After an initial recording, the material goes through a few phases of editing and tinkering, with Castello and Rubiera "overstuffing basic tracks with additional and increasingly exotic performers," followed by a series of editorial check-ins by Castello over the course of a few months. And all of that dub-style studio trickery, alongside already dense songwriting, explains the group's signature, disorienting pop wallop.

"That's why [our recordings] sound so peculiar and unlike the live performances," Castello adds. "This split [with Ice Cream] is our most radically edited. The original performances were shaped, warped, crunked, screwed, scissored, and hardly resemble the originals at all. Always a nice surprise for the rest of the band."

Ice Cream's story, meanwhile, is much briefer and considerably less complex. The band came together two years ago over an appetite for its namesake. "I was really hungry and without money one night," vocalist Justin Anthony Rivers recounts. "I had a long walk [to the store], and all I could think about was how I wanted ice cream." The First-World irony of craving junk food when you're hungry struck Rivers as potent, and he suddenly knew what he would call his new band.

Featuring Tomas Kennedy on guitar, Alexander Lashley on bass, Joel Gutman on drums, and Roy Neil Hunter on MPC2000XL, Ice Cream is all about dark, meandering tuneage. "Doom pop," Gutman explains. "It's pretty self-explanatory." According to the band's members, they have been described as "the Satanic Strokes" and "like the Doors." And both comparisons are true, for the band fuses gloomy '60s psych jangle with '00s reverb-heavy nursery-rhyme-style moaning.

"I tell my relatives that Ice Cream is a rock 'n' roll band," Kennedy says. "My uncle approves." And such approval is cross-generational, as Ice Cream slowly emerges as the premier act in a late-teens to early-20s music scene comprising youthful scenesters with an Internet's worth of savvy, pairing an appreciation for classic rock with more contemporary, digital-era stylistics.

At an all-ages venue such as the Warehaus, Ice Cream will pack the place to capacity and leave the audience drenched in buckets of sweat.

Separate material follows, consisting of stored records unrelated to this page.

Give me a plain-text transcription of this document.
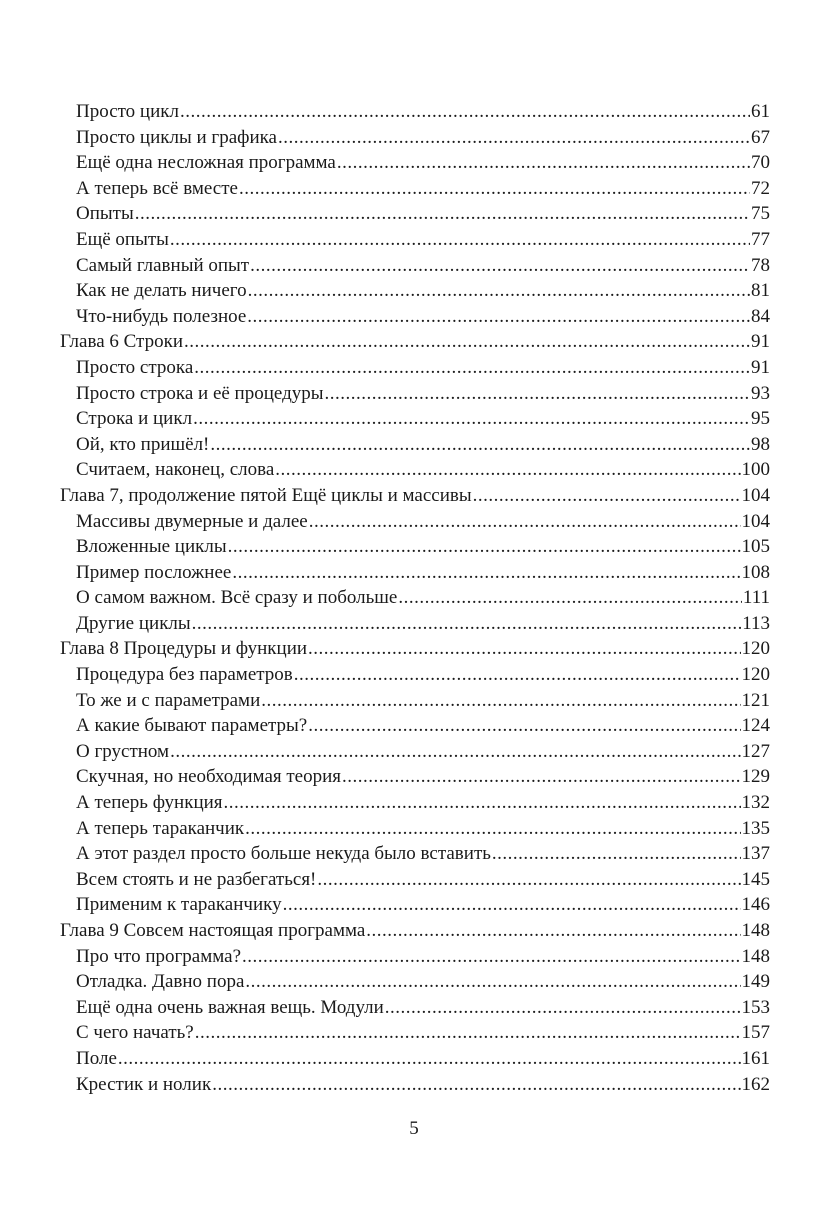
Просто цикл .....	61
Просто циклы и графика .....	67
Ещё одна несложная программа .....	70
А теперь всё вместе .....	72
Опыты .....	75
Ещё опыты .....	77
Самый главный опыт .....	78
Как не делать ничего .....	81
Что-нибудь полезное .....	84
Глава 6 Строки .....	91
Просто строка .....	91
Просто строка и её процедуры .....	93
Строка и цикл .....	95
Ой, кто пришёл! .....	98
Считаем, наконец, слова .....	100
Глава 7, продолжение пятой Ещё циклы и массивы .....	104
Массивы двумерные и далее .....	104
Вложенные циклы .....	105
Пример посложнее .....	108
О самом важном. Всё сразу и побольше .....	111
Другие циклы .....	113
Глава 8 Процедуры и функции .....	120
Процедура без параметров .....	120
То же и с параметрами .....	121
А какие бывают параметры? .....	124
О грустном .....	127
Скучная, но необходимая теория .....	129
А теперь функция .....	132
А теперь тараканчик .....	135
А этот раздел просто больше некуда было вставить .....	137
Всем стоять и не разбегаться! .....	145
Применим к тараканчику .....	146
Глава 9 Совсем настоящая программа .....	148
Про что программа? .....	148
Отладка. Давно пора .....	149
Ещё одна очень важная вещь. Модули .....	153
С чего начать? .....	157
Поле .....	161
Крестик и нолик .....	162
5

But the crowd is young enough to have never experienced Animal Tropical in any of its previous incarnations. In fact, only a few members of Ice Cream ever saw the Southernaires take the stage and only one of them experienced Pygmy.

So it's only natural to wonder: Why, almost a decade after its start, is Animal Tropical joining forces with a band that doesn't share its history, fan base, or core sound? As Castello declares, "rock 'n' roll" is "youthful business" and "pairing with boys with an appetite for destruction seemed the shrewd way to stay legit."